The Refugee Family Reunification Trust

About us

The Refugee Family Reunification Trust

We are a Charitable Trust incorporated under the Charitable Trusts Act 1957 and registered under the Charities Act 2005.

Since the Trust was established in 2001, we have raised nearly $2,000,000 for refugees, and not a single dollar of donations has been used to generate this income.

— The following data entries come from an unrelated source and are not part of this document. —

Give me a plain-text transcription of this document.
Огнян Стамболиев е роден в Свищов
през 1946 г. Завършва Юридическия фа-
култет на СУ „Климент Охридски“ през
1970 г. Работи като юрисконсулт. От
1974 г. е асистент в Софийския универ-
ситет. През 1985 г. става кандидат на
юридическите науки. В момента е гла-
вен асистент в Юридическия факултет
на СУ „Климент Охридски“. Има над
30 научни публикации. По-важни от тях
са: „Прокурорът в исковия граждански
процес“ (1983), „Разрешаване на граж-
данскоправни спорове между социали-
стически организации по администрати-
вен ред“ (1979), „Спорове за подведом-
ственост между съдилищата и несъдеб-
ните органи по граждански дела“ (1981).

We help refugees to pay for the costs of:

  • application fees charged by Immigration New Zealand
  • medical reports required by Immigration New Zealand
  • lodging an appeal with the Immigration and Protection Tribunal
  • airfares to bring approved family members to New Zealand
  • other related expenses, at the discretion of the Trustees

We do not pay for advertising, fundraisers, salaries or rent – so that 100% of donations can be given to refugees. No remuneration is paid to the Trustees. Seperate funding is obtained specifically for necessary administration costs, and we are able to keep these costs to a bare minimum due to the Trust’s reliance on unpaid volunteers – even this website has been designed at no cost to the Trust. The Trust does not receive any government funding.

Patrons

Cardinal Thomas Williams
Cardinal Thomas Williams was ordained a priest in Rome in 1959 and served in Palmerston North, Samoa and Porirua East parishes. He was Archbishop of Wellington from 1979 to 2005, and was appointed Cardinal in 1983. Cardinal Tom became a Member of the Order of New Zealand in 2000.
Dame Fiona Kidman
Fiona Kidman DNZM OBE is a Wellington writer who has served on boards of numerous literary organisations and also those of humanitarian agencies. She has had a long involvement with the Cambodian refugee community. Her work has been recognised in France and she has been awarded the French Legion of Honour (Legion d’Honneur)
Niborom Young
Niborom Young was born in Cambodia and, like millions of Cambodians, lost most of her family to the horrors of Pol Pot’s ‘killing fields’ in the years that followed the war in Southeast Asia. Arriving in New Zealand with nothing more than memories, she set about taking on the challenges of her adopted country and creating a new life.  Niborom continues working as a social worker, interpreter and Justice of the Peace for her local Cambodian community. In celebration of Woman’s Suffrage Year, she created an oral history project recording the stories of ten Cambodian refugee women. Based on the completed stories, she recently published her book I Tried Not To Cry. Niborom’s Queen’s Service Medal reflects the work she has done for her community.
Kim Hill
Kim Hill is the presenter of the top-rating programme, Saturday Morning with Kim Hill, on RNZ National. She is the winner of a number of broadcasting awards, including the 2012 International Radio Personality of the Year from the Association for International Broadcasting.

Trustees

Amanda Calder – Chairperson
Amanda Calder qualified and practised as a solicitor, and has worked as a volunteer refugee advocate for more than 20 years. Amanda established and Chairs the Trust, and runs its day-to-day activities. In 2011 Amanda was awarded a Queen’s Service Medal for her services to refugees.
Therese O’Connell
Respected former community worker and artist, Therese has been a trustee of the Trust since its inception in 2001.
Brigid Feehan
Brigid Feehan trained as a solicitor and has worked in various roles in the public sector. Brigid has also written a couple of children’s books and been involved in initiatives promoting children’s literacy. A life-long Wellingtonian, Brigid has been a trustee of the Trust since its inception in 2001.
Ismail Ibrahim
Ismail Ibrahim is a former refugee, originally from Somaliland, and an experienced professional in programme and project management. With Amanda, Therese and Brigid, Ismail is a founding trustee.
Philippa Meachen
Like Amanda and Brigid, Philippa is a qualified lawyer. She has considerable experience in the community sector, and became a trustee in 2007.